The virus has been spread by close contact between animals and humans.

To infect any living thing, the virus must get into its cells, which isn’t always easy. Virology expert David O’Connor likens the process to opening a “lock” with the virus’ spike protein “key.”

“Different species have different-looking locks, and some of those locks are not going to be pickable by the key,” the University of Wisconsin-Madison scientist said.

But other locks are similar enough for the virus to enter an animal’s cells and make copies of itself. The virus can alter itself randomly and retain a human key. Scientists believe that this allows the animal to jump back to us by close contact with living animals.

Even though spillback is uncommon, one individual can bring a virus mutation into the world of people.

Some believe the highly mutated variant of omicron was created by an animal and not an immune-compromised individual. Virologist Marc Johnson of the University of Missouri is one of them, and now sees animals as “a potential source of pi,” the Greek letter that may be used to designate the next dangerous coronavirus variant.

Johnson and colleagues discovered unusual coronavirus lineages within New York City sewers with rare mutations not seen anywhere else. Johnson suspects they came from rodents or animals.

Researchers are particularly concerned about the possibility that new or future versions could develop and expand within a species reservoir.

The white-tailed deer may be a possibility. Researchers found coronavirus among a third deer in Iowa from September 2020 to January 2021. Other tests revealed COVID-19 antibodies among a third deer from Pennsylvania, Illinois, New York, New York, New York. Most infected deer do not show symptoms. Tests in other wild animals have been very limited.

“It’s possible that the virus is already perhaps circulating in multiple animals,” said virology expert Suresh Kuchipudi of Pennsylvania State University, an author of the Iowa deer study. If unmonitored, the virus could leave people “completely blindsided,” he said.

Is it possible to stop this?

Ultimately, experts say the only way to stop viruses from jumping back and forth between animals and humans—extending this pandemic or sparking a new one—is to tackle big problems like habitat destruction and illegal wildlife sales.

“We are encroaching on animal habitats like we have never before in history,” Aliota said. “Spillover events from wild animals into humans are, unfortunately I think, going to increase in both frequency and scope.”

To combat that threat, three international organizations—the United Nations Food and Agriculture Organization, the World Organization for Animal Health and the World Health Organization—are urging countries to make COVID surveillance in animals a priority.

In Grand Portage, Aliota’s collaborators continue to do their part by testing as many animals as they can catch.

Isaac placed his hand under the netting of a trap for deer, the sparkling waters of Lake Superior shining through evergreens.

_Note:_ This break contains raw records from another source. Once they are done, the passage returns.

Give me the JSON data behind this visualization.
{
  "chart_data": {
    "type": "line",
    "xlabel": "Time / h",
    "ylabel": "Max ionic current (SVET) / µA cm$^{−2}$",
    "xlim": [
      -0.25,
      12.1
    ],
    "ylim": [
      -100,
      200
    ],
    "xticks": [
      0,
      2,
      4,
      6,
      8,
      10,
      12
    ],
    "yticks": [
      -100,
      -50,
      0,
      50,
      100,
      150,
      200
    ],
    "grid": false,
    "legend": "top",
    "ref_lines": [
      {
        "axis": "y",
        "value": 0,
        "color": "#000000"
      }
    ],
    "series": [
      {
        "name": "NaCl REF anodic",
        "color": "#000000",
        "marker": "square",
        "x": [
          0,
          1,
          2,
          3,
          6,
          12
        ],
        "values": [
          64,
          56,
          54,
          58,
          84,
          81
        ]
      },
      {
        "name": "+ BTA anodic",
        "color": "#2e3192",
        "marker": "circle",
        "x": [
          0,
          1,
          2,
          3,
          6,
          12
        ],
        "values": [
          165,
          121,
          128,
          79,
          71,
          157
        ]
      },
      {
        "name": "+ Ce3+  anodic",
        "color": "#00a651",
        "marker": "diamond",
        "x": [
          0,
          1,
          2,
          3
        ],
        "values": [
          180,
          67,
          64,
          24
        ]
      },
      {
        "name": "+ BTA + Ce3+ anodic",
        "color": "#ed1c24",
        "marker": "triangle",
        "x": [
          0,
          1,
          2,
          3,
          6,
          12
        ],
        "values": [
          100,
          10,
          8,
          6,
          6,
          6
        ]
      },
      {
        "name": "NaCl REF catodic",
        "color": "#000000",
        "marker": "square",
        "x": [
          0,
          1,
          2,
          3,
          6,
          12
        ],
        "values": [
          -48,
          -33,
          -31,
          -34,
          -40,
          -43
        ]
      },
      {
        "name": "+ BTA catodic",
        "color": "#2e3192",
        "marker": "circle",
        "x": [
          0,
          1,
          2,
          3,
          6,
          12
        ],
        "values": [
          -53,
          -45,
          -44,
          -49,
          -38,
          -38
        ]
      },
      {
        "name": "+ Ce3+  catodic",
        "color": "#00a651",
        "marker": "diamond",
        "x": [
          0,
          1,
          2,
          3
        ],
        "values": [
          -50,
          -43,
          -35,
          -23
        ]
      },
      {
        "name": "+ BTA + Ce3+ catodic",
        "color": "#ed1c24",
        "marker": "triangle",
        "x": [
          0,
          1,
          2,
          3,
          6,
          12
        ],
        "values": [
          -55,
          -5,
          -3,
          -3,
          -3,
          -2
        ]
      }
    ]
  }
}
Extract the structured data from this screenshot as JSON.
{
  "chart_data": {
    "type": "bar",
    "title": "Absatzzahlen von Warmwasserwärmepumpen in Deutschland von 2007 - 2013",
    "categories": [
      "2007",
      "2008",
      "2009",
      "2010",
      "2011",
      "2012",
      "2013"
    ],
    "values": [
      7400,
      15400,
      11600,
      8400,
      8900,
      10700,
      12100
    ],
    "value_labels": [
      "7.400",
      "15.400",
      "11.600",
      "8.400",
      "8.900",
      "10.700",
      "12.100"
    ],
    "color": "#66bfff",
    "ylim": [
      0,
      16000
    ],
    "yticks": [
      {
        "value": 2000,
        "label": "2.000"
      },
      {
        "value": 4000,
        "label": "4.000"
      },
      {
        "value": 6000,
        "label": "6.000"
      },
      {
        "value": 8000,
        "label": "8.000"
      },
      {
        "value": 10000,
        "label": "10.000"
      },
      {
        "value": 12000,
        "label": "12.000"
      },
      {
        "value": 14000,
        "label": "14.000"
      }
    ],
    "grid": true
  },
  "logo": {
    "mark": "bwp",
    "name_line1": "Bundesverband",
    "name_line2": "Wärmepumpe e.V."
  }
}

Isaac was able to swab the nostrils of the animal by a colleague who was straddling it.

Isaac was able to grab what the young bucks needed by merely putting its head up.

“Nicely done,” his colleague said as Isaac put the sample into a vial.

After they had finished their work, the men gently removed the trap and let go of the deer. Without looking back, it ran through the dense forest and disappeared into the dark shadows.